Understanding Tracking¶
Introduction¶
SeAT implements the Google Analytics Measurement Protocol. This document aims to explain in as much detail as possible how it has been implemented in SeAT, as well as what is tracked and what is not. This document aims to be as transparent as possible.
Why¶
Well, the most obvious is it being nice to know how much SeAT is actually being used. One may argue that Github & packagist gives statistics on how many times the project has been installed / cloned, but that does not really reflect how many actual active installations there are.
Knowing how many active installs there are, encourages development.
Lastly, certain exception types are also sent as hits. This helps immensely with figuring out if a new version may have a serious bug.
How its implemented¶
First of all, the Google Analytics Measurement Protocol is really just that. It just measures usage. In summary, when certain events happen, only a hit with what happened is sent. No other data is sent with the hit.
For example. When the scheduler queues jobs, a hit is sent that says that this happened, and that it happened for x amount of keys.
This can be seen in the following line of code: QueueKeys.
It can also be seen that no other data goes along with the hit. For example, the access_token
and refresh_token
(which is what most will be worried about) does not go with the hit.
Once a hit is getting ready to be sent, information such as which OS/Version as well as versions of installed SeAT packages gets sent along with the hit. This can be seen in the following lines of code.

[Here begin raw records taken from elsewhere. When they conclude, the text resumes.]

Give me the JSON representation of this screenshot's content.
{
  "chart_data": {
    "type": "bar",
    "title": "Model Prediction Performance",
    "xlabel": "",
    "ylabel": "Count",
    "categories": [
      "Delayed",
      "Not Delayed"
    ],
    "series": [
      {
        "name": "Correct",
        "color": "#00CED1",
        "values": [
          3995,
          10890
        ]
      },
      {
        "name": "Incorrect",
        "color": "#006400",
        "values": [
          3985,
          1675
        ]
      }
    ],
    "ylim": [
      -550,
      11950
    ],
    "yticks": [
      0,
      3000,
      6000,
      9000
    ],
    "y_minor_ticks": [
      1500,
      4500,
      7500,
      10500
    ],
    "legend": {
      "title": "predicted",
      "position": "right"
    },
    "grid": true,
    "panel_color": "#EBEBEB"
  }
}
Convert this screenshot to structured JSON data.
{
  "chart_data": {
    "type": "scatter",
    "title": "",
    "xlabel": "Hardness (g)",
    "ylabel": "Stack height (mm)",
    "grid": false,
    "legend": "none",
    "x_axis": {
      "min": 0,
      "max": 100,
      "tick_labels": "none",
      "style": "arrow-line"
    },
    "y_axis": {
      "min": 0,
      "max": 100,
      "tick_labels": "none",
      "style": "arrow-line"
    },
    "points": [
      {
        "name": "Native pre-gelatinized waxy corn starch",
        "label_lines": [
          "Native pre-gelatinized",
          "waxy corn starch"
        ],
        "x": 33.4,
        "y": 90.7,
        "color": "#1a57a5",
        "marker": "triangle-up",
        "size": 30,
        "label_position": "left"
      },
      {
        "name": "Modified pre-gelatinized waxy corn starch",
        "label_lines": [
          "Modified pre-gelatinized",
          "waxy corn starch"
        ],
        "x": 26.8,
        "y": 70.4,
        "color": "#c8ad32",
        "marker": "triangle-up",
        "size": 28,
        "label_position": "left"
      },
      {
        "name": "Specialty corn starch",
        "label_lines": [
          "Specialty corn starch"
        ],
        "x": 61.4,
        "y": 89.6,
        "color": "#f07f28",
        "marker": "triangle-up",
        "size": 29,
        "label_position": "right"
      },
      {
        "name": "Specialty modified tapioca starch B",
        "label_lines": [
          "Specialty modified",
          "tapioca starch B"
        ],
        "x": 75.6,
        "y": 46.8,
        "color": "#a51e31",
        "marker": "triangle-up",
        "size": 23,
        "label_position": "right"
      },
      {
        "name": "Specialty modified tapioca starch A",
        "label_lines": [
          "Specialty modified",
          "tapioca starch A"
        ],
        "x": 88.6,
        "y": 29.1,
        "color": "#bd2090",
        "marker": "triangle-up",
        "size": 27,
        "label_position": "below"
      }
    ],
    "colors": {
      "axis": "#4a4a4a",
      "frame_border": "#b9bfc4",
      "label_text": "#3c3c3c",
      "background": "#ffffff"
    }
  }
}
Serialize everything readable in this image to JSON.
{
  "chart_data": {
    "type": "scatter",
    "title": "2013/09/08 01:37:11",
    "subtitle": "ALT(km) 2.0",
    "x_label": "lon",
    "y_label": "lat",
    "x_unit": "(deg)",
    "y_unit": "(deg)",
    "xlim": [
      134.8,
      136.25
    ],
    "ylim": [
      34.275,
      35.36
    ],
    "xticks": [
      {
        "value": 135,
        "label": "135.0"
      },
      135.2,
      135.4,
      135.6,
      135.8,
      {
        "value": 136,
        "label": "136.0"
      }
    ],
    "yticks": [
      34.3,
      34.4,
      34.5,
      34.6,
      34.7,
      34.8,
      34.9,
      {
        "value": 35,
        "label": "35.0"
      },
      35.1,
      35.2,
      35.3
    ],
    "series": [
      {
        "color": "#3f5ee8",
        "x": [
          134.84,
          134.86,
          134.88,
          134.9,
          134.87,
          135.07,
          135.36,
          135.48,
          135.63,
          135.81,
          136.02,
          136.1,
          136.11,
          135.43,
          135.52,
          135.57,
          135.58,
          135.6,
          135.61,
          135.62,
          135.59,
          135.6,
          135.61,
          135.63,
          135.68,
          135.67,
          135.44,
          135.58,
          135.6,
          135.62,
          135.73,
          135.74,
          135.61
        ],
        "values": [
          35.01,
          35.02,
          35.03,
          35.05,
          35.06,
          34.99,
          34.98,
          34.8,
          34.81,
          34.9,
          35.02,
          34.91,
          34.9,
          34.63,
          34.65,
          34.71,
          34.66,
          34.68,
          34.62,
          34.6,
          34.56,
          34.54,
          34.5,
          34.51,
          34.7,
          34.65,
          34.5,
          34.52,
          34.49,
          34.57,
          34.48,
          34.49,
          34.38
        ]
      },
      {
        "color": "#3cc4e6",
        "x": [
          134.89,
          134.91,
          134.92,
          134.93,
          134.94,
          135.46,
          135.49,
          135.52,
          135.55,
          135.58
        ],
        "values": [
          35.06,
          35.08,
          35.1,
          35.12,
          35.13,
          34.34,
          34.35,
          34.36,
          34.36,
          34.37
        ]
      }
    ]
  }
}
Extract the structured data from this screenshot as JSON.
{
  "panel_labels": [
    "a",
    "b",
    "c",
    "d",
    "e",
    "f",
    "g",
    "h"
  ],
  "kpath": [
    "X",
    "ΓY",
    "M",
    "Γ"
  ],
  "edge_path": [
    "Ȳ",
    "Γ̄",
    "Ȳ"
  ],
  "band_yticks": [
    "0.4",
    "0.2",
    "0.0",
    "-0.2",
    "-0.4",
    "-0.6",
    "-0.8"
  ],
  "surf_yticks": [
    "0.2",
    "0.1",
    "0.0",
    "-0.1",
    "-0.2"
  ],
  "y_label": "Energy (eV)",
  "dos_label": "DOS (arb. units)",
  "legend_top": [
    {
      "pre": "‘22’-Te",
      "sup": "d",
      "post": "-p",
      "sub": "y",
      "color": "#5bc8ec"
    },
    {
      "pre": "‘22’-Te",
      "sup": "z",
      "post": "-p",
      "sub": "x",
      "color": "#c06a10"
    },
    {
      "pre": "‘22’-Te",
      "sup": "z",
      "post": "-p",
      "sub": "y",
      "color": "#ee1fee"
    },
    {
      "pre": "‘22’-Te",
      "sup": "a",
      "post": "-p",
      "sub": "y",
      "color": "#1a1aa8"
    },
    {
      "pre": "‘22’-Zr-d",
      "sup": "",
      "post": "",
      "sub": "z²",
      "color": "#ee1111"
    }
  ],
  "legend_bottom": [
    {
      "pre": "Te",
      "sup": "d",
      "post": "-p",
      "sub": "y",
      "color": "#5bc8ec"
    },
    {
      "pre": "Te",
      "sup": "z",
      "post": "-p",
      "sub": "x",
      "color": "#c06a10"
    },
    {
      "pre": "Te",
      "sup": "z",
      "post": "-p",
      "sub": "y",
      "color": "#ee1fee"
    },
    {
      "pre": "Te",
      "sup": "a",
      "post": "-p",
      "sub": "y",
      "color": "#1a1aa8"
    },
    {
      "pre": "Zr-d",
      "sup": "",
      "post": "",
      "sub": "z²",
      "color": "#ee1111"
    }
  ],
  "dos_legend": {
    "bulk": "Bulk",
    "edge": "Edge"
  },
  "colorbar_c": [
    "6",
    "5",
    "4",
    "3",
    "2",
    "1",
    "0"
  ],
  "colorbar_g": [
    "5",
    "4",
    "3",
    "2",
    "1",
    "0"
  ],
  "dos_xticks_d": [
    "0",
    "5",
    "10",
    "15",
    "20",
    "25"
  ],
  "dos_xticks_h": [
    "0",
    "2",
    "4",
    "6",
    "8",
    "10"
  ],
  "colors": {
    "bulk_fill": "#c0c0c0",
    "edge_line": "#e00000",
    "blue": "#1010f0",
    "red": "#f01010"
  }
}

How are you protecting my privacy?¶
Very special care has been taken to ensure that no personally identifiable information goes along with the Measurement Protocol hits. In fact, its actually not allowed and serves no purpose for tracking. That being said, the following actions have been taken to ensure that privacy is key:
- Source IP addresses are anonymized (Ref: eveseat/services:Jobs/Analytics#L132)
- Only OS Name, Machine Type and Version is reported. Type
a
is specifically not sent as it will disclose the hostname of the server (Ref: eveseat/services:Jobs/Analytics#L151-L153) - Identifying an installation is done by generating a completely random V4 UUID. It is simply not possible to identify anyone with just this string (Ref: eveseat/services:Jobs/Analytics#L84-L90)
- If you insist, tracking can be completely disabled in the SeAT web interface (Ref: eveseat/services:Jobs/Analytics#L213-L214 and eveseat/web:Http/Controllers/Configuration/SeatController#L66)
Can you link the commits where this was added?¶
Sure!
Are the stats a secret?¶
Not at all. However, as a start I am going to limit access to people whom have actively contributed towards SeAT. If you would like access, please ping me on Slack.
How do I disable this crap?¶
If you insist on disabling the usage tracking, you can do this (as a SeAT administrator) by browsing to Configuration -> SeAT Settings and setting Allow Tracking to No.